Recent Advances in Carbocyclic Nucleosides: Synthesis and Biological Activity

Jianing Wang Ravindra K. Rawal Chung K. Chu

The University of Georgia, College of Pharmacy, Athens GA

1.1 Introduction

As fundamental building blocks of nucleic acids, nucleosides are essential to the process of replication and transcription of genetic information in living organisms (1). Therefore, a nucleoside analog is able to interfere with the replication of pathogenic agents or with the proliferation of cancer cells by competing with their natural counterparts, and this conception has attracted considerable attention in the field of chemotherapy.

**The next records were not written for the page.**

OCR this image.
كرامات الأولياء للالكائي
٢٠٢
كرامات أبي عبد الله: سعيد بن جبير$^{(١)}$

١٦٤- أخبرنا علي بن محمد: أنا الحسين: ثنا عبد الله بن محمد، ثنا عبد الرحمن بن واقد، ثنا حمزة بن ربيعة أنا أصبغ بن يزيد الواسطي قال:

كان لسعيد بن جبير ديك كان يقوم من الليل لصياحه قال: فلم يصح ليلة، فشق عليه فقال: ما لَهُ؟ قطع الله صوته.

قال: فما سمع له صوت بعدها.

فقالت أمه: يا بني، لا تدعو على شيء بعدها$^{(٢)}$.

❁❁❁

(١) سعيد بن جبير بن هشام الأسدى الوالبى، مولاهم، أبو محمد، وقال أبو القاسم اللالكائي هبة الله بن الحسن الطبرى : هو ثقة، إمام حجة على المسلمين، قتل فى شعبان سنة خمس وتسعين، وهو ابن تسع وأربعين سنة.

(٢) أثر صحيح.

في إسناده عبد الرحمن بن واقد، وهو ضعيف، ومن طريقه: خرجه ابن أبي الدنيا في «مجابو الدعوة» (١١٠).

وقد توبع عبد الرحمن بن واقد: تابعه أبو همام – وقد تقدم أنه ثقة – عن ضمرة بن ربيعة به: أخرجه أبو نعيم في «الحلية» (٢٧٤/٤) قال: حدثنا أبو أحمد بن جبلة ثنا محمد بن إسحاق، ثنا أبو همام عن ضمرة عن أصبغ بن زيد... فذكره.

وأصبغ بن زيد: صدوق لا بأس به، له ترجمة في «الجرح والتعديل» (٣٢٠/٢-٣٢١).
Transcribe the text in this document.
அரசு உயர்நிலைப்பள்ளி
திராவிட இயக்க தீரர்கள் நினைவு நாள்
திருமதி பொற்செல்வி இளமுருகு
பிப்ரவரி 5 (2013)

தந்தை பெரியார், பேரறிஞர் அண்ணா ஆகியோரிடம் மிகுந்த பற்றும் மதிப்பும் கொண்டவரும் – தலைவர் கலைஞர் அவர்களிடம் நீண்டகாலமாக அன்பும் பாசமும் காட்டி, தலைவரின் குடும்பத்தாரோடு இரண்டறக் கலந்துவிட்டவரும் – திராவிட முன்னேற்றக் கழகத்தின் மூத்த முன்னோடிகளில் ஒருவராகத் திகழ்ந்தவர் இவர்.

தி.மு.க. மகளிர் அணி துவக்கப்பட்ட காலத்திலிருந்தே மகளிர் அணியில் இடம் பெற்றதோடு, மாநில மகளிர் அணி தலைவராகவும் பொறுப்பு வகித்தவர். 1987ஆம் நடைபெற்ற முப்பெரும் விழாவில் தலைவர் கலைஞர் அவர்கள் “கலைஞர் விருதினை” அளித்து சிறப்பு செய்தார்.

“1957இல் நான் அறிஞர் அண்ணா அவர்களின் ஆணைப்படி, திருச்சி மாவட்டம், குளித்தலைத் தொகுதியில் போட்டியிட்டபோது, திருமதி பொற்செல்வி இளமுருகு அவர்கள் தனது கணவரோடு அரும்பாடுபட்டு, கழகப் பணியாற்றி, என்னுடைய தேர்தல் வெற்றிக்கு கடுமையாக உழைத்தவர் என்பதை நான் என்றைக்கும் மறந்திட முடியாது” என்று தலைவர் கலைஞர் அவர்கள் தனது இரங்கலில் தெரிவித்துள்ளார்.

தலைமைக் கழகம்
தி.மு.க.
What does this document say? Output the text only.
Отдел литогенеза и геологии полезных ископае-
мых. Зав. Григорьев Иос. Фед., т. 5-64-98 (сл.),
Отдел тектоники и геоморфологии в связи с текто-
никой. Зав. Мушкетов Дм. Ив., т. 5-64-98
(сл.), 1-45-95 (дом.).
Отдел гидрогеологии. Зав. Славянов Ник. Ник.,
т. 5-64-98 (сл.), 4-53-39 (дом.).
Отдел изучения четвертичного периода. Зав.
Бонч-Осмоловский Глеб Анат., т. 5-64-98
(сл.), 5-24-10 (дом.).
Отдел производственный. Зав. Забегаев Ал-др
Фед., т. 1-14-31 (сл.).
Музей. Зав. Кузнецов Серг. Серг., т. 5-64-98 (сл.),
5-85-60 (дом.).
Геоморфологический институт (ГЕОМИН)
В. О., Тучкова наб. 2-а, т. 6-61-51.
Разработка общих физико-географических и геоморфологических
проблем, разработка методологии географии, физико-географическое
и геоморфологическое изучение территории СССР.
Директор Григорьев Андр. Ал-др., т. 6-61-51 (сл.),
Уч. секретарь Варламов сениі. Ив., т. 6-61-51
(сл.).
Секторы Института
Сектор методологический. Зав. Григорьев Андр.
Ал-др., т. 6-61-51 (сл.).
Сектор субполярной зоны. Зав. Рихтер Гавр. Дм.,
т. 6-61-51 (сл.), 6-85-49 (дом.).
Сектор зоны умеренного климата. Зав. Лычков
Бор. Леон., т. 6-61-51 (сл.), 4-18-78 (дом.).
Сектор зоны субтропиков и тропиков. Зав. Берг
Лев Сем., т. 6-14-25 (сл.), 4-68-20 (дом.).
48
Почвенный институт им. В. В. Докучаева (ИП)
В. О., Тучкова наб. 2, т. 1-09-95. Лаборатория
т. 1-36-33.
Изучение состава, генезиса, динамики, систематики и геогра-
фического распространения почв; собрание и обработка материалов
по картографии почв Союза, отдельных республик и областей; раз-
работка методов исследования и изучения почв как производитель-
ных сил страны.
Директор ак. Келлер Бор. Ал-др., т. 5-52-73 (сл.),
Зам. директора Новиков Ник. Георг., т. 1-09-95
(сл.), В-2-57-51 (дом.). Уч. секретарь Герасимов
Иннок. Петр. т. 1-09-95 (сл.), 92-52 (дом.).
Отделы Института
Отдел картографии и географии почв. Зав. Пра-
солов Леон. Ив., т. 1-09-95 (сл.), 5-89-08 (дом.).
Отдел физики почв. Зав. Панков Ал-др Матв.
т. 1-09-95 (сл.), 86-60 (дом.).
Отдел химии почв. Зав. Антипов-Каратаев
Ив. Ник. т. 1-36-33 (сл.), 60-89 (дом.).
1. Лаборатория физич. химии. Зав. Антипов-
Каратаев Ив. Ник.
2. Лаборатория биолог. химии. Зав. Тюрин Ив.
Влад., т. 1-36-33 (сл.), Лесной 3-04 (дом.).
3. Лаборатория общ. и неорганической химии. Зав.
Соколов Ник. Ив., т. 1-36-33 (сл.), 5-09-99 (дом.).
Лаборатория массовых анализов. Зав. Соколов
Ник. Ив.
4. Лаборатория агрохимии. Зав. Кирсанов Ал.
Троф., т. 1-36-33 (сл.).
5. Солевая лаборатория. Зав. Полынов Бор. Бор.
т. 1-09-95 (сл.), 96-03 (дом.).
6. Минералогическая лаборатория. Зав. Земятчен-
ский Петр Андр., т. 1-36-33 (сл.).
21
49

Indeed, the past decades have witnessed the emergence of numerous therapeutically important nucleosides. In antiviral chemotherapy, eight nucleosides/nucleotides are currently licensed for the treatment of human immunodeficiency virus (HIV) infection, and five nucleosides/nucleotides have been approved for anti-hepatitis B virus (HBV) therapy. A number of other nucleoside analogs are widely used against herpes simplex virus (HSV), varicella-zoster virus (VZV), cytomegalovirus (CMV), influenza virus, respiratory syncytial virus (RSV), and hepatitis C virus (HCV) (2). In cancer chemotherapy, several nucleoside analogs have also demonstrated their clinical application (3).